GeometrE is a novel geometric embedding approach for multi-hop reasoning on knowledge graphs that preserves logical rules and offers full interpretability without learning logical operations.

Contribution

We propose GeometrE, a geometric embedding method that directly maps logical operations to geometric transformations and introduces a transitive loss for rule preservation.

Findings

Outperforms state-of-the-art methods on benchmark datasets

Successfully preserves transitive logical rules

Provides full geometric interpretability

Abstract

Geometric embedding methods have shown to be useful for multi-hop reasoning on knowledge graphs by mapping entities and logical operations to geometric regions and geometric transformations, respectively. Geometric embeddings provide direct interpretability framework for queries.
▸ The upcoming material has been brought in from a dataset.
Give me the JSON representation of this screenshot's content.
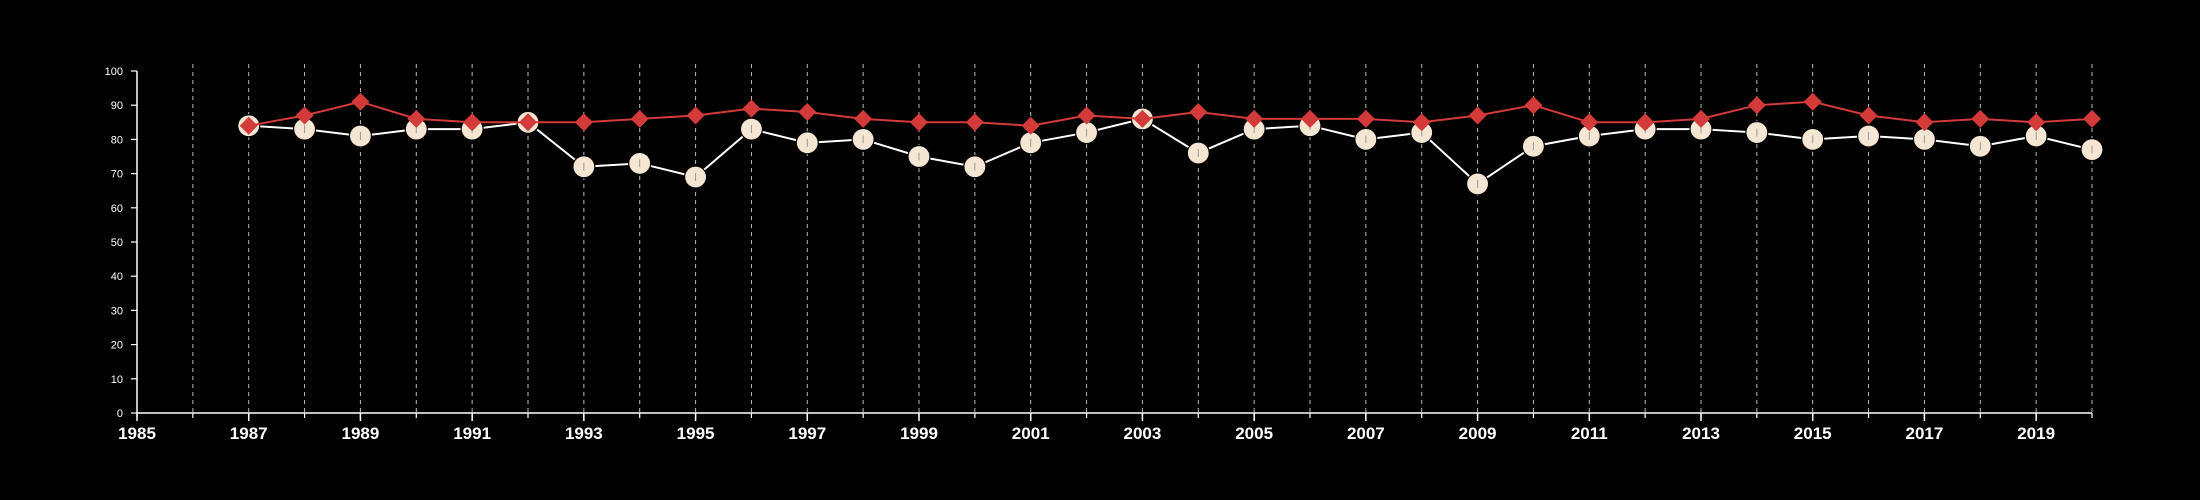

However, current methods have only leveraged the geometric construction of entities, failing to map logical operations to geometric transformations and, instead, using neural components to learn these operations. We introduce GeometrE, a geometric embedding method for multi-hop reasoning, which does not require learning the logical operations and enables full geometric interpretability. Additionally, unlike previous methods, we introduce a transitive loss function and show that it can preserve the logical rule $\forall a,b,c: r(a,b) \land r(b,c) \to r(a,c)$. Our experiments show that GeometrE outperforms current state-of-the-art methods on standard benchmark datasets.